Hacker News new | ask | show | jobs
by confluence_perf 1989 days ago
Thanks for the link! Yes this is the general guidance we're using too (0.1/1/10s), and one that we're reinforcing at every level of the company. This link does have more detail than I've seen in other places though, so it's an interesting read.

However I've not seen guidance on whether these should be P90 or P95 or P99 measures for example though. We've selected something internally, but obviously selecting amongst three 'measurement points' could drastically change general user's experience.

(HN is throttling my replies so apologies for delay)

1 comments

The percentiles are a bit of a combination.

A big part is simply how far you are in your journey of getting good at performance - if your p50 is still garbage, there's not much point in focussing on your p99 measurements. You should be targeting the p99 long term, but focus on the p50/p90 for now.

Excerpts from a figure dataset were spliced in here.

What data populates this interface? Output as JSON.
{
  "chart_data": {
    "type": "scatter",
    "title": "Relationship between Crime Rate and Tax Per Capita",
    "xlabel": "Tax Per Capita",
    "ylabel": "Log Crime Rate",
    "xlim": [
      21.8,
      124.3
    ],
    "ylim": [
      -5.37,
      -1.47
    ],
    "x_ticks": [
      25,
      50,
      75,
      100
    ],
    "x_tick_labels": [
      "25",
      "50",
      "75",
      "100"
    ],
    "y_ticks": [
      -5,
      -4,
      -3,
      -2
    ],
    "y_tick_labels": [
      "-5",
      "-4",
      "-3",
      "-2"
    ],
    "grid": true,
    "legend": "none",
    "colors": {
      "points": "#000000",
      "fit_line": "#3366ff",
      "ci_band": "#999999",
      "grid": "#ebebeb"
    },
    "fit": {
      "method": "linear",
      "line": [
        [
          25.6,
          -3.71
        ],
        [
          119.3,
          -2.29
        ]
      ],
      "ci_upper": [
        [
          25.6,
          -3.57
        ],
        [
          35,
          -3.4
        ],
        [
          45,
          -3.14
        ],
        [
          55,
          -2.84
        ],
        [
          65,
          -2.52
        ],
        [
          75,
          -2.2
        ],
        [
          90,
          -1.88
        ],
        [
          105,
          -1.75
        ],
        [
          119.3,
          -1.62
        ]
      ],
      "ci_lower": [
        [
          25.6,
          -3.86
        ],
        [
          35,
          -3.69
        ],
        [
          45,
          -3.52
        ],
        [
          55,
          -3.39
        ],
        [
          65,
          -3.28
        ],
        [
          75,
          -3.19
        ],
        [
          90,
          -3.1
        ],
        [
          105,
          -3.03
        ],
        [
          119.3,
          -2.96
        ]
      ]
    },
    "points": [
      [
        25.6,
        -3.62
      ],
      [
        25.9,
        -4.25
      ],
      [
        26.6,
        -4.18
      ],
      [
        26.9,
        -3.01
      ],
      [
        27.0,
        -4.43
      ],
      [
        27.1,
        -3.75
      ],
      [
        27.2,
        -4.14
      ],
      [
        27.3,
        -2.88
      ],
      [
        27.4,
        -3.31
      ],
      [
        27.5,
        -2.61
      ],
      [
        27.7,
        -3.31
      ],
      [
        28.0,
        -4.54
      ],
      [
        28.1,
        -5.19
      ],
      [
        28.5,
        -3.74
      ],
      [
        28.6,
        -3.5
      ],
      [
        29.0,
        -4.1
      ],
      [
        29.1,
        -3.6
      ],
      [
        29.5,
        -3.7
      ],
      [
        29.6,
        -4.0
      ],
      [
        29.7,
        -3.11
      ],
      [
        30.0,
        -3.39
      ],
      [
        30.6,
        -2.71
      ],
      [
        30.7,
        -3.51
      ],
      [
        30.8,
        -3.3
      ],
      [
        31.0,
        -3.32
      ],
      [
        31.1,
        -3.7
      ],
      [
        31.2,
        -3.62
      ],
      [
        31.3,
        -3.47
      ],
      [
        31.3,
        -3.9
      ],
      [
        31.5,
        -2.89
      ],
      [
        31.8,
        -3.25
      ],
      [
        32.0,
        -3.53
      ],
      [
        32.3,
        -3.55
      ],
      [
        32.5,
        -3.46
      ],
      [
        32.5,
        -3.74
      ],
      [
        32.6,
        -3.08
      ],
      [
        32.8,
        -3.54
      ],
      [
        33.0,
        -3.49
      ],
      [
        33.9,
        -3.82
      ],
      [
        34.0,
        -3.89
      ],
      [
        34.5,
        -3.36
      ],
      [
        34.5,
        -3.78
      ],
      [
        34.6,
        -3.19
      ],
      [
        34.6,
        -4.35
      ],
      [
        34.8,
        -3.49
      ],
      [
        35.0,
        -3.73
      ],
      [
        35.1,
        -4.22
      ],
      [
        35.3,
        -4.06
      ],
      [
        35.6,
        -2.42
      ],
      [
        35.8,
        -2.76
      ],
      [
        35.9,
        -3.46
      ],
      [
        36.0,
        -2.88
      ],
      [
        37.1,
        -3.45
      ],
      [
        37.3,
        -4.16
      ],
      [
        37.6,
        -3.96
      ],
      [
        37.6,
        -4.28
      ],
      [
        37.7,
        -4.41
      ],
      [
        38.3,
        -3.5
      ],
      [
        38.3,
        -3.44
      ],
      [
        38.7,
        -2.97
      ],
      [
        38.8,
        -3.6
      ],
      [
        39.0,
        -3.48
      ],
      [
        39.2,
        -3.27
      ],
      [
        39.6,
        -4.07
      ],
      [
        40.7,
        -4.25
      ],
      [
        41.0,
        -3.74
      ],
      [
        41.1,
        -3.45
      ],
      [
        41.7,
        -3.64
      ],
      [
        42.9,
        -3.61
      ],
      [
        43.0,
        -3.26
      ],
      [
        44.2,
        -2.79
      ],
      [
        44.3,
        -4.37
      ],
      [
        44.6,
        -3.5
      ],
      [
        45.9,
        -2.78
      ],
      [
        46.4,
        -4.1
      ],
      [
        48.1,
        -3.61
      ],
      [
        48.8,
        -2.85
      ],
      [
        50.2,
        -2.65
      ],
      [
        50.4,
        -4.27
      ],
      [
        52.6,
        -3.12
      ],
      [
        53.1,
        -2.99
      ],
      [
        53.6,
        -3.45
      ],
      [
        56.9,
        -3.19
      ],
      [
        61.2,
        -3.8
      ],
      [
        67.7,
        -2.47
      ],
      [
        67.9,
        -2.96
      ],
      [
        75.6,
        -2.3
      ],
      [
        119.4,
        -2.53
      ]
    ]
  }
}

It's super important to target and make long term decisions around the p99 though, because, e.g., making a 100x improvement is not possible through little iterative changes over 2-3 years. You need a base to work from where that 100x is fundamentally achievable, which requires thinking from first principles and slightly getting out of the typical product mindset.

I also find the typical product mindset tends to result in focussing a lot on the "this quarter/next quarter" goals, but neglecting the "8/12 quarters from now" as a result.

Beyond short term/long term goals, the choice is largely just down to what the product is/does. Even ignoring all current architectural choices, there are some fundamentals where certain things must always be faster/slower - e.g. sync writes will typically be a fair bit slower than reads, and typically occur much less often, complex dynamic queries which can't be pre-optimised require DB scanning but are much less common.

For these kinds of tools, where most of the interaction is reads, mostly on predefined or predefined + small extra filtering, and reading/writing on individual resources (ie tickets), you can get p99 numbers trending towards the 100ms mark eventually - there's very little which truly can't get to that level with clever enough engineering.

---

Of course I imagine Google tends to be looking more at their p99.9/p99.99/pmax/etc(!), at least for their absolute highest volume systems.

None of us are going to be getting to that point, but it's often worth thinking about engineering principles against a super high bar - it often helps people to open their minds a bit more and think more outside the box when given a really dramatic goal magnitudes beyond their existing mindset.

Of course you're not expecting to really get to that level, but anchoring that way can achieve amazing things. I've done that with a lot of success at my company and we actually did manage to achieve a few originally thought to be totally unrealistic.